In the first, Turf Around the World, I explained how the things I’ve learned as I have traveled around the world led to the way I’m thinking about turfgrass management right now.
I wrote about those ways of thinking about turfgrass management in this post. To summarize what I said:
- Sometimes grass is surprisingly good, and sometimes all the maintenance in the world doesn’t produce the desired surface. Are there some underlying principles that can lead to good turf?
- I think there are, and that can be described in the ways that the growing environment is modified to create the desired playing conditions. Do that, and one can optimize the conditions (and the efficiency of the work) at any site.
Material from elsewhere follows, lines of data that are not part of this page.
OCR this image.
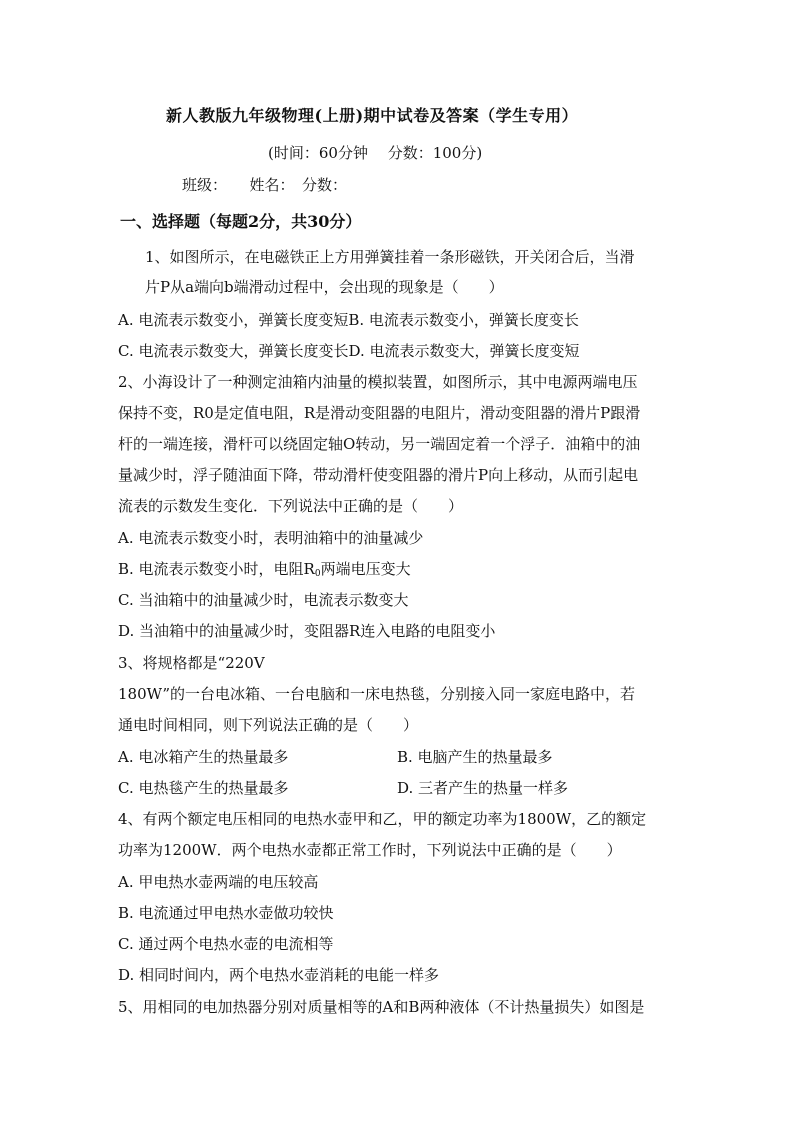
新人教版九年级物理(上册)期中试卷及答案（学生专用）
(时间：60分钟　 分数：100分)
班级：　　姓名：　分数：
一、选择题（每题2分，共30分）
1、如图所示，在电磁铁正上方用弹簧挂着一条形磁铁，开关闭合后，当滑
片P从a端向b端滑动过程中，会出现的现象是（　　）
A. 电流表示数变小，弹簧长度变短B. 电流表示数变小，弹簧长度变长
C. 电流表示数变大，弹簧长度变长D. 电流表示数变大，弹簧长度变短
2、小海设计了一种测定油箱内油量的模拟装置，如图所示，其中电源两端电压
保持不变，R0是定值电阻，R是滑动变阻器的电阻片，滑动变阻器的滑片P跟滑
杆的一端连接，滑杆可以绕固定轴O转动，另一端固定着一个浮子．油箱中的油
量减少时，浮子随油面下降，带动滑杆使变阻器的滑片P向上移动，从而引起电
流表的示数发生变化．下列说法中正确的是（　　）
A. 电流表示数变小时，表明油箱中的油量减少
B. 电流表示数变小时，电阻$R_0$两端电压变大
C. 当油箱中的油量减少时，电流表示数变大
D. 当油箱中的油量减少时，变阻器R连入电路的电阻变小
3、将规格都是“220V
180W”的一台电冰箱、一台电脑和一床电热毯，分别接入同一家庭电路中，若
通电时间相同，则下列说法正确的是（　　）
A. 电冰箱产生的热量最多	B. 电脑产生的热量最多
C. 电热毯产生的热量最多	D. 三者产生的热量一样多
4、有两个额定电压相同的电热水壶甲和乙，甲的额定功率为1800W，乙的额定
功率为1200W．两个电热水壶都正常工作时，下列说法中正确的是（　　）
A. 甲电热水壶两端的电压较高
B. 电流通过甲电热水壶做功较快
C. 通过两个电热水壶的电流相等
D. 相同时间内，两个电热水壶消耗的电能一样多
5、用相同的电加热器分别对质量相等的A和B两种液体（不计热量损失）如图是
- Assuming one has done that successfully, then an even easier way to think of the work is to describe it as modifying the growth rate of the grass. And another expression of that is to look at the ratio of conditions produced to the amount of work required to produce them.
In my second presentation, about the applications and implications of clipping volume measurement, I explained why I think it is useful to put a number to how much the grass is growing.
To summarize what I said in this presentation:
- If one thinks of turf management as adjusting the growth rate, then it can be especially useful to know just what the growth rate is.
- It doesn’t take much time to measure the volume of clippings from putting greens. I used to think this was a silly measurement, but the particular case of preparing korai putting greens for tournament play quickly convinced me that these data are extremely useful.
- There are a lot of other applications of this other than tournament preparation.
- These applications can lead to improved turf conditions and more efficient work.
Next up for me is a visit with the Associação Portuguesa de Greenkeepers at their Congress next month. I’ll be talking there about clipping volume again, and I’m going to try to make the case more clearly. I don’t think I convinced many people at the Northwest GCSA Expo that this is a thing to do. I’ll also be speaking in Portugal about “Just What the Grass Requires.” That’s an explanation of how one can get a site specific nutrient requirement with a built-in safety buffer for any grass, at any location, by making use of the MLSN nutrient guidelines. And if I have time, I’ll also give a summary of the Global Soil Survey, in a talk about “What Kind of Soils are Producing Good Turf Today.”